The Boston Tea Party (1773, Massachusetts)

Seize décembre mil sept cent soixante-treize. Une foule, déguisée en Indiens Mohawks, se dirigea vers les trois navires marchands, le Dartmouth, l'Eleanor et le Beaver. Samuel Adams, une figure de proue parmi les Fils de la Liberté, observait avec une sombre satisfaction. « Ce soir, proclama-t-il à John Hancock, un riche marchand et compatriote, nous faisons une déclaration que le roi George trois n'ignorera pas. »

Les graines de la rébellion furent semées des années plus tôt, expliqua Josiah Quincy Deux, avocat et fervent défenseur des droits coloniaux. « Taxation sans représentation ! » tonna-t-il lors d'une assemblée municipale. De retour à Londres, Lord North, Premier Lord du Trésor, estimait que les colonies devaient supporter le fardeau financier de leur propre défense.

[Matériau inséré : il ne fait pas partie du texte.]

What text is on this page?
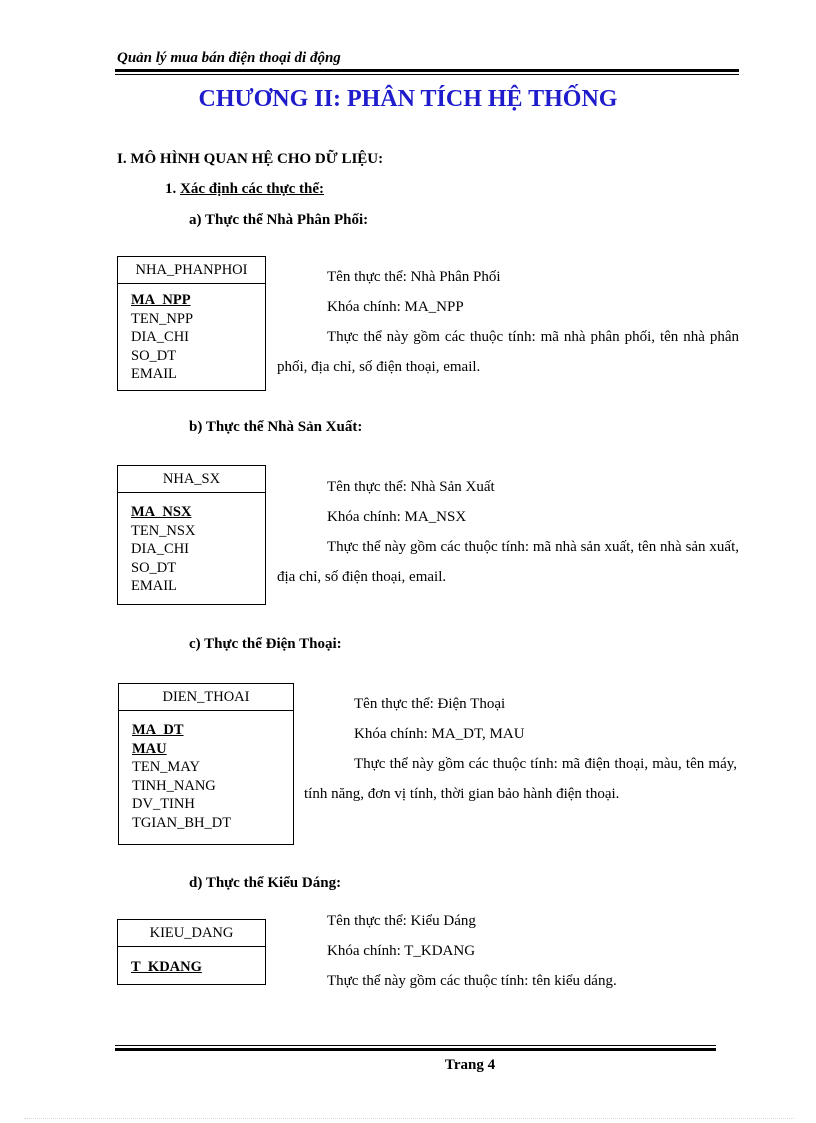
Quản lý mua bán điện thoại di động
CHƯƠNG II: PHÂN TÍCH HỆ THỐNG
I. MÔ HÌNH QUAN HỆ CHO DỮ LIỆU:
1. Xác định các thực thể:
a) Thực thể Nhà Phân Phối:
NHA_PHANPHOI
MA_NPP
TEN_NPP
DIA_CHI
SO_DT
EMAIL

Tên thực thể: Nhà Phân Phối

Khóa chính: MA_NPP

Thực thể này gồm các thuộc tính: mã nhà phân phối, tên nhà phân phối, địa chỉ, số điện thoại, email.

b) Thực thể Nhà Sản Xuất:
NHA_SX
MA_NSX
TEN_NSX
DIA_CHI
SO_DT
EMAIL

Tên thực thể: Nhà Sản Xuất

Khóa chính: MA_NSX

Thực thể này gồm các thuộc tính: mã nhà sản xuất, tên nhà sản xuất, địa chỉ, số điện thoại, email.

c) Thực thể Điện Thoại:
DIEN_THOAI
MA_DT
MAU
TEN_MAY
TINH_NANG
DV_TINH
TGIAN_BH_DT

Tên thực thể: Điện Thoại

Khóa chính: MA_DT, MAU

Thực thể này gồm các thuộc tính: mã điện thoại, màu, tên máy, tính năng, đơn vị tính, thời gian bảo hành điện thoại.

d) Thực thể Kiểu Dáng:
KIEU_DANG
T_KDANG

Tên thực thể: Kiểu Dáng

Khóa chính: T_KDANG

Thực thể này gồm các thuộc tính: tên kiểu dáng.

Trang 4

Le roi George Trois était d'accord, considérant la résistance des colons comme un acte de défiance envers la Couronne.

À Philadelphie, Benjamin Franklin, un homme d'État et inventeur respecté, tenta de servir de médiateur. « Nous devons tous nous unir, ou assurément nous serons tous pendus séparément », soupira Franklin, se citant lui-même. « Les colons et la Couronne doivent trouver un compromis. Thomas Hutchinson, gouverneur royal du Massachusetts, soutient que nous sombrerons dans le chaos si nous laissons les colons nous défier ! » Mais même la sagesse de Franklin semblait impuissante face au fossé grandissant.

Le Tea Act de mille sept cent soixante-treize, destiné à bénéficier à la Compagnie britannique des Indes orientales, s'est avéré être la goutte d'eau qui a fait déborder le vase. « Cette loi est une tentative flagrante de contrôler notre commerce ! » rugit Samuel Adams, soulevant les foules à Faneuil Hall. « Ils envoient du thé de la Compagnie britannique des Indes orientales à si bas prix, pour ruiner nos marchands. » John Hancock, également marchand, soutient pleinement le point de vue de Samuel.

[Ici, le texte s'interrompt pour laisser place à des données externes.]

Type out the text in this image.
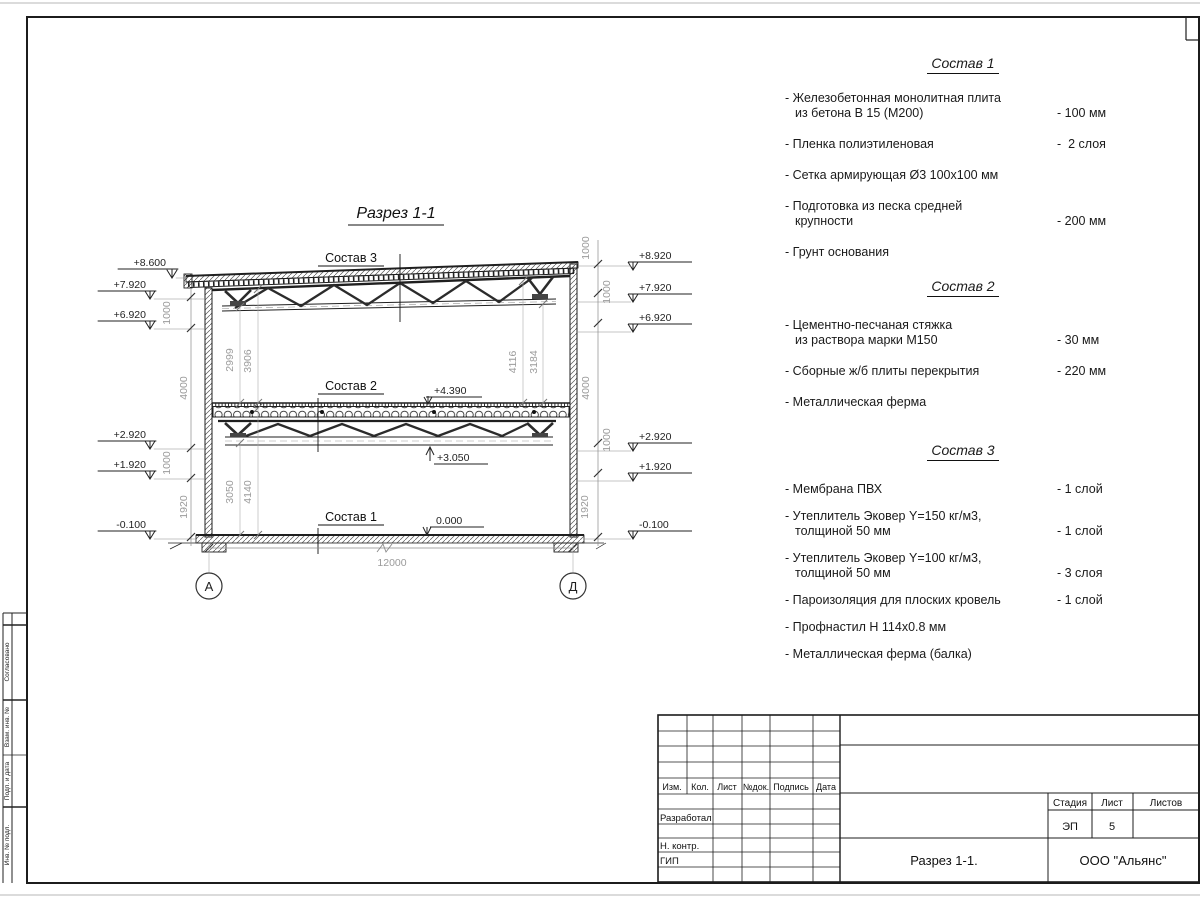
Согласовано
Взам. инв. №
Подп. и дата
Инв. № подл.
Разрез 1-1
Состав 3
Состав 2
Состав 1
+8.600
+7.920
+6.920
+2.920
+1.920
-0.100
+8.920
+7.920
+6.920
+2.920
+1.920
-0.100
+4.390
+3.050
0.000
1000
4000
1000
1920
1000
1000
4000
1000
1920
2999 3906
3050 4140
4116 3184
12000
А	Д
Изм. Кол. Лист №док. Подпись Дата
Разработал
Н. контр.
ГИП
Стадия Лист	Листов
ЭП	5
Разрез 1-1.	ООО "Альянс"
Состав 1
- Железобетонная монолитная плита
из бетона В 15 (М200)	- 100 мм
- Пленка полиэтиленовая	-  2 слоя
- Сетка армирующая Ø3 100х100 мм
- Подготовка из песка средней
крупности	- 200 мм
- Грунт основания
Состав 2
- Цементно-песчаная стяжка
из раствора марки М150	- 30 мм
- Сборные ж/б плиты перекрытия	- 220 мм
- Металлическая ферма
Состав 3
- Мембрана ПВХ	- 1 слой
- Утеплитель Эковер Y=150 кг/м3,
толщиной 50 мм	- 1 слой
- Утеплитель Эковер Y=100 кг/м3,
толщиной 50 мм	- 3 слоя
- Пароизоляция для плоских кровель	- 1 слой
- Профнастил Н 114х0.8 мм
- Металлическая ферма (балка)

Paul Revere, orfèvre et ardent patriote, parcourut les rues à cheval, répandant la nouvelle. « Les navires de thé sont arrivés ! » cria-t-il, la voix rauque d'effort. Les Fils de la Liberté, une société secrète dédiée à la défense des droits coloniaux, se préparèrent à l'action, sachant que le gouverneur Hutchinson ne permettrait pas que le thé soit renvoyé en Angleterre.

Alors que l'obscurité tombait le seize décembre, les colons déguisés, au nombre de plus de cent, convergèrent vers Griffin's Wharf. Samuel Adams, satisfait, recula et croisa les bras. John Hancock, lui-même propriétaire de navires, observait avec un mélange d'appréhension et de détermination. Cet acte unique définira qui et ce que nous deviendrons.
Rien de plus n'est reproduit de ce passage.